The prosecutors did not have a clear motive to show why these teenagers had gotten up one day and gone to the woods to kill these three little boys who they had never met. It was a big, big hurdle. So they had consultations with the judge about introducing a satanic motive. In the second trial, for Damien Echols and Jason Baldwin, there’s a point where the prosecutor and the defense are having an on-camera meeting in front of the bench with Judge David Burnett. They’re discussing what’s going to happen. “Are you going to introduce motive here?” And the judge says to the prosecutor something like, “I won’t mind if you bring up the satanic thing.” That comment did not make it into the transcript, even though those little sessions in front of the judge’s bench are supposed to. But that comment—which is so volatile—was not caught until years later.

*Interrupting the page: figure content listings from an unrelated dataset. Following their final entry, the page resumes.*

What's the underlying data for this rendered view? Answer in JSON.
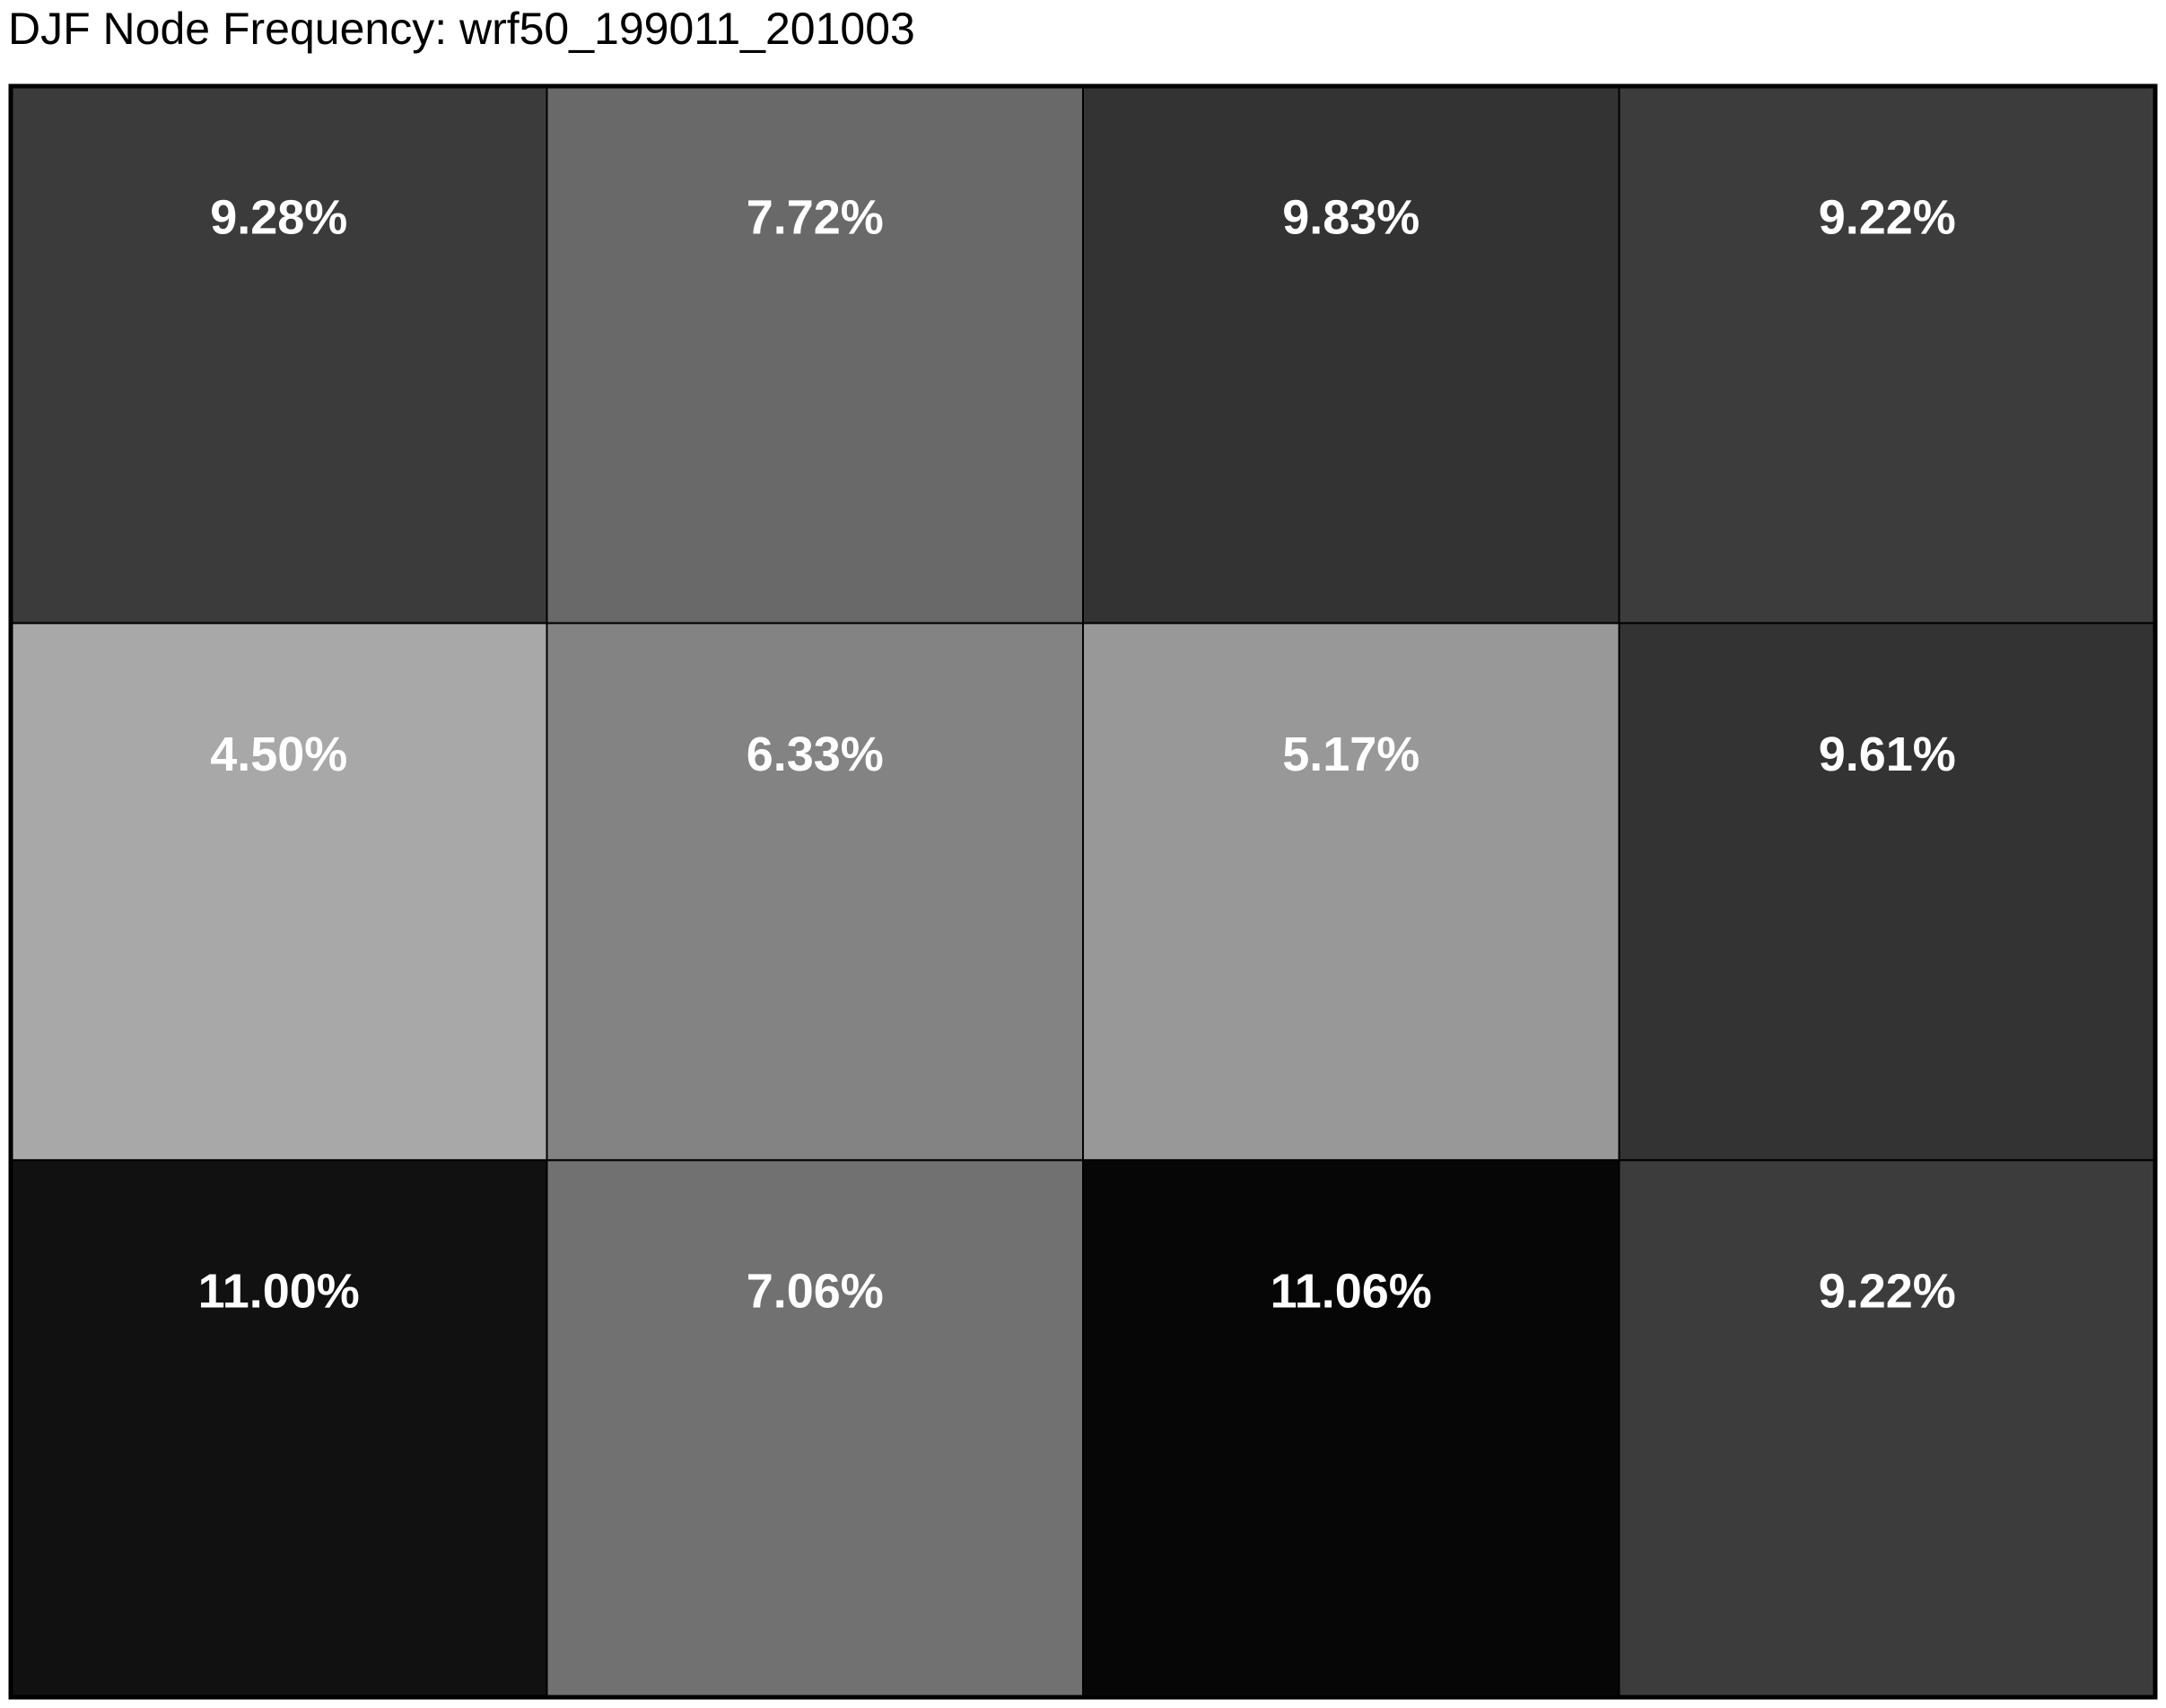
{
  "chart_data": {
    "type": "heatmap",
    "title": "DJF Node Frequency: wrf50_199011_201003",
    "rows": 3,
    "cols": 4,
    "values": [
      [
        9.28,
        7.72,
        9.83,
        9.22
      ],
      [
        4.5,
        6.33,
        5.17,
        9.61
      ],
      [
        11.0,
        7.06,
        11.06,
        9.22
      ]
    ],
    "labels": [
      [
        "9.28%",
        "7.72%",
        "9.83%",
        "9.22%"
      ],
      [
        "4.50%",
        "6.33%",
        "5.17%",
        "9.61%"
      ],
      [
        "11.00%",
        "7.06%",
        "11.06%",
        "9.22%"
      ]
    ],
    "colors": [
      [
        "#3b3b3b",
        "#696969",
        "#333333",
        "#3c3c3c"
      ],
      [
        "#a8a8a8",
        "#838383",
        "#989898",
        "#333333"
      ],
      [
        "#111111",
        "#717171",
        "#060606",
        "#3c3c3c"
      ]
    ],
    "colormap": "grayscale, darker = higher frequency",
    "grid": true,
    "legend": "none"
  }
}
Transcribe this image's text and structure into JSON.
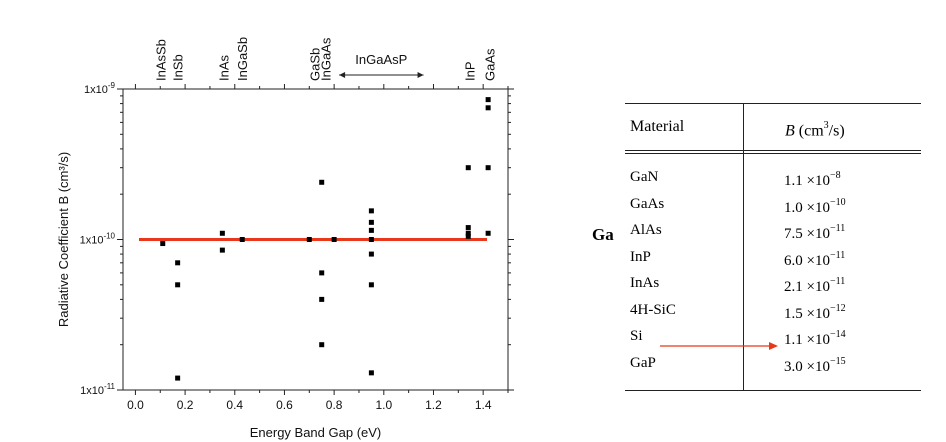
{
  "chart_data": {
    "type": "scatter",
    "title": "",
    "xlabel": "Energy Band Gap (eV)",
    "ylabel": "Radiative Coefficient B (cm³/s)",
    "xlim": [
      -0.05,
      1.5
    ],
    "ylim_log10": [
      -11,
      -9
    ],
    "x_ticks": [
      "0.0",
      "0.2",
      "0.4",
      "0.6",
      "0.8",
      "1.0",
      "1.2",
      "1.4"
    ],
    "y_ticks": [
      {
        "mant": "1x10",
        "exp": "-11",
        "value": 1e-11
      },
      {
        "mant": "1x10",
        "exp": "-10",
        "value": 1e-10
      },
      {
        "mant": "1x10",
        "exp": "-9",
        "value": 1e-09
      }
    ],
    "grid": false,
    "reference_line": {
      "y": 1e-10,
      "color": "#e8371a"
    },
    "material_labels": [
      {
        "text": "InAsSb",
        "x": 0.1
      },
      {
        "text": "InSb",
        "x": 0.17
      },
      {
        "text": "InAs",
        "x": 0.355
      },
      {
        "text": "InGaSb",
        "x": 0.43
      },
      {
        "text": "GaSb",
        "x": 0.72
      },
      {
        "text": "InGaAs",
        "x": 0.765
      },
      {
        "text": "InP",
        "x": 1.345
      },
      {
        "text": "GaAs",
        "x": 1.425
      }
    ],
    "range_label": {
      "text": "InGaAsP",
      "x_from": 0.82,
      "x_to": 1.16
    },
    "points": [
      {
        "x": 0.11,
        "y": 9.4e-11
      },
      {
        "x": 0.17,
        "y": 7e-11
      },
      {
        "x": 0.17,
        "y": 5e-11
      },
      {
        "x": 0.17,
        "y": 1.2e-11
      },
      {
        "x": 0.35,
        "y": 1.1e-10
      },
      {
        "x": 0.35,
        "y": 8.5e-11
      },
      {
        "x": 0.43,
        "y": 1e-10
      },
      {
        "x": 0.7,
        "y": 1e-10
      },
      {
        "x": 0.75,
        "y": 2.4e-10
      },
      {
        "x": 0.75,
        "y": 6e-11
      },
      {
        "x": 0.75,
        "y": 4e-11
      },
      {
        "x": 0.75,
        "y": 2e-11
      },
      {
        "x": 0.8,
        "y": 1e-10
      },
      {
        "x": 0.95,
        "y": 1.55e-10
      },
      {
        "x": 0.95,
        "y": 1.3e-10
      },
      {
        "x": 0.95,
        "y": 1.15e-10
      },
      {
        "x": 0.95,
        "y": 1e-10
      },
      {
        "x": 0.95,
        "y": 8e-11
      },
      {
        "x": 0.95,
        "y": 5e-11
      },
      {
        "x": 0.95,
        "y": 1.3e-11
      },
      {
        "x": 1.34,
        "y": 3e-10
      },
      {
        "x": 1.34,
        "y": 1.2e-10
      },
      {
        "x": 1.34,
        "y": 1.1e-10
      },
      {
        "x": 1.34,
        "y": 1.05e-10
      },
      {
        "x": 1.42,
        "y": 8.5e-10
      },
      {
        "x": 1.42,
        "y": 7.5e-10
      },
      {
        "x": 1.42,
        "y": 3e-10
      },
      {
        "x": 1.42,
        "y": 1.1e-10
      }
    ]
  },
  "table": {
    "header": {
      "material": "Material",
      "b_prefix": "B",
      "b_unit": "(cm",
      "b_unit_sup": "3",
      "b_unit_tail": "/s)"
    },
    "rows": [
      {
        "material": "GaN",
        "mant": "1.1 ×10",
        "exp": "−8"
      },
      {
        "material": "GaAs",
        "mant": "1.0 ×10",
        "exp": "−10"
      },
      {
        "material": "AlAs",
        "mant": "7.5 ×10",
        "exp": "−11"
      },
      {
        "material": "InP",
        "mant": "6.0 ×10",
        "exp": "−11"
      },
      {
        "material": "InAs",
        "mant": "2.1 ×10",
        "exp": "−11"
      },
      {
        "material": "4H-SiC",
        "mant": "1.5 ×10",
        "exp": "−12"
      },
      {
        "material": "Si",
        "mant": "1.1 ×10",
        "exp": "−14"
      },
      {
        "material": "GaP",
        "mant": "3.0 ×10",
        "exp": "−15"
      }
    ]
  },
  "annotations": {
    "ga_label": "Ga",
    "arrow_color": "#e8371a"
  }
}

Then they bring in an expert on the occult. Well, how do you even get certified in the occult? The defense had researched this guy, Dr. Dale Griffis, and determined that his doctorates had been obtained from a mail-order university. So he got on the stand and the defense shredded any claim he had. Then the prosecutor had their linchpin witness whose whole credibility has been shown to be fraudulent. But Judge Burnett said, “That’s okay, I’m going to allow Griffis because I think in Arkansas you don’t even necessarily need to have a third-grade education to be qualified as an expert in the occult.”
His testimony ended up being very powerful and very necessary for the prosecutors’ plans. And it was persuasive.
MJ: A lack of oversight for prosecutors seems like a policy issue that’s relevant here.
ML: Yes, that’s right. There are very few places that have any checks on prosecutors, other than that it’s an elected office. The theory is, we won’t reelect them if they’re no good. But who is checking up on the prosecutors? How do we even check on prosecutors? And how can we hold them up to any kinds of standards? Most states have no laws about anything like that.
MJ: Even elections can be misaligned. At the time, success was measured by how many people a prosecutor puts in prison. The prosecutor on the West Memphis Three case needed to get a prosecution to stay in his job, right?
ML: Absolutely. Your career path, generally, is from prosecutor to judge. If you want to end up being a judge, starting off as a prosecutor is a good way to do that. David Burnett, the judge in this case—that was his career path. John Fogleman, the prosecutor, had judicial ambitions. He ran for Supreme Court judge here and lost, I think in large part because of the publicity about this trial.
But another insidious part of the judicial election is that once we adopted the language of tough-on-crime in the ’70s, then it was about who could be the toughest—it became like this self-fulfilling race. “I’m tougher than you are so I need to be the judge, I’ve got more wins in my column, I have shown how tough I am.”
MJ: Your book is often brought up as an emblem of the satanism craze in the ’90s. Now, satanism is considered ridiculous to bring up in a trial, but judicial and prosecutorial misconduct isn’t so ridiculous.
ML: I leave it to other people to get into the minds of psychopaths and the people who do terrible things. As a reporter, I’m more interested in where the government becomes involved in furthering crimes. If you throw on a betrayal of trust by your elected officials or the people you’re paying to do a job—your police, your judges, whoever—then it becomes exponentially worse.